I've had loved ones in the hospital a lot - especially my mother - and I tend to give the staff the benefit of the doubt and have explained to other family members what can be going on behind the scenes. My mother is pretty familiar with what could be happening after listening to me vent about difficult pts and situations.
If something egregious is done (or NOT done) or something totally inappropriate said, I will advocate for my family no problem.
But overall trying to make the best out of a hospital stay is about impossible when pts and families come in almost trying to have an adversarial tone.
This seems especially true with a few nurses I've had as pts or their families. Fortunately I have also had many nure-pts and nurse - family members who were great and we could all work together on the same team to get the pt back to their best health possible.
While I know that as a new nurse I will make mistakes that perhaps would not have been made by an experienced nurse, her comment about not hiring anyone with less that 3 years experience really got to me. Let's just pretend for a minute that everything happened as claimed. If that nurse didn't regularly perform complete assessments on patients then I doubt that they would suddenly start doing complete assessments, simply because they now have a few years experience. Bad habits like that would not go away unless there had been some sentinel event or something.

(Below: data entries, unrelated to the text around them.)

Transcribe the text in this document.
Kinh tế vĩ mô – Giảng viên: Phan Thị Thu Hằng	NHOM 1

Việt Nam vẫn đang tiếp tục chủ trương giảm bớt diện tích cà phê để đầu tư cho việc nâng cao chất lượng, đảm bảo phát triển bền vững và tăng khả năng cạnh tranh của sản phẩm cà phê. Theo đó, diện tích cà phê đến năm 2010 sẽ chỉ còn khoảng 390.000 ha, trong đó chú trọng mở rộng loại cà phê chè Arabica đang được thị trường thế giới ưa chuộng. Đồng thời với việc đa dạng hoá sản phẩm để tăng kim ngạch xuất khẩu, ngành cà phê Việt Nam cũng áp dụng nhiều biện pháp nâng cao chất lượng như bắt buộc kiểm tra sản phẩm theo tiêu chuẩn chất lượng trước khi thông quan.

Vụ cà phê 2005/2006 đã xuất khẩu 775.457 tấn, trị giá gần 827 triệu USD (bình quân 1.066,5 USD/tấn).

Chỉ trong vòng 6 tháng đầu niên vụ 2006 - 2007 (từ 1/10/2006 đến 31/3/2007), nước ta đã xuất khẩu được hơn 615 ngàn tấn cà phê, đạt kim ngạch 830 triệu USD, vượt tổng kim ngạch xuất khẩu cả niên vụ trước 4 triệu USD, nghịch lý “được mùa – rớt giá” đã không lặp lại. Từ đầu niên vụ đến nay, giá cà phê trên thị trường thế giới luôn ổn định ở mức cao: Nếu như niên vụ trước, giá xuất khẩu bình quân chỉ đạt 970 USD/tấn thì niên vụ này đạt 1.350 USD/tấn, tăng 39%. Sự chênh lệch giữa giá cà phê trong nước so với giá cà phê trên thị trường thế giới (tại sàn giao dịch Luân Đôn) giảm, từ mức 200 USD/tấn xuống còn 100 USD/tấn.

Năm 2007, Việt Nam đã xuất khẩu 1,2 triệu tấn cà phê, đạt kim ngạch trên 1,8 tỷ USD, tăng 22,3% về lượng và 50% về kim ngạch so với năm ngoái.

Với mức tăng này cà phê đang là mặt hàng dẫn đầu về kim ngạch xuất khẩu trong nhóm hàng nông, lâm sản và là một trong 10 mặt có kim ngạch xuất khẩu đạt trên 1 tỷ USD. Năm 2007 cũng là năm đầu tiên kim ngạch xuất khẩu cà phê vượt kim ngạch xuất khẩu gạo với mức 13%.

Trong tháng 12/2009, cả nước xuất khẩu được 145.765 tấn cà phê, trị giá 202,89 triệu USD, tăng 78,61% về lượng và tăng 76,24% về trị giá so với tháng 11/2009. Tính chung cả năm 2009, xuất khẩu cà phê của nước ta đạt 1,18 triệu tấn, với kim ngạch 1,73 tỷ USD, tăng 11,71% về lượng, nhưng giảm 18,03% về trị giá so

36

I, sorry for the details, peed in my new Banana Republic pants laughing reading the original FB post.I'd seen so, so many of them. Here comes Her Highest Majesty The Best Nurse priding herself immensely upon her unfailing skill of having bandage scissors with her at all times, and not having the slightest idea that in ICU they are needed rarely, if ever at all. But it just doesn't fit in Her Majesty's picture of reality, so she gets out proudly bashing her ignorance for the whole world to see.
So, if I carry everything Her Highest Majesty apparently does plus tourniquet, flashes, 50 cc NS bag, IV start kit, Koban roll, ECG pads, IllumiVein, 3M sticks, pieces of WoundVac film, 8 pens, 2 lights and Micromedex running on my smartphone, does it mean that I just must be that many times better nurse, or just a born pack rat with too many pockets too big? Honestly suspect the second... am I right?
I love this. This is way better than the original FB post!
It wasn't too difficult to find the original post with a little digging.
While she does make a valid point about the pressure dressing being left in place for too long, and the BP cuff covering it (BP cuffs slip- this doesn't mean it was intentional), I think she is being extremely overdramatic, and this rant is divisive and unproductive. It demonstrates poor judgment and poor leadership.
TheCommuter, BSN, RN
102 Articles; 27,612 Posts
The last thing the nursing profession needs is an out-of-touch nurse manager with a dramatic flair and a penchant for throwing staff under the bus.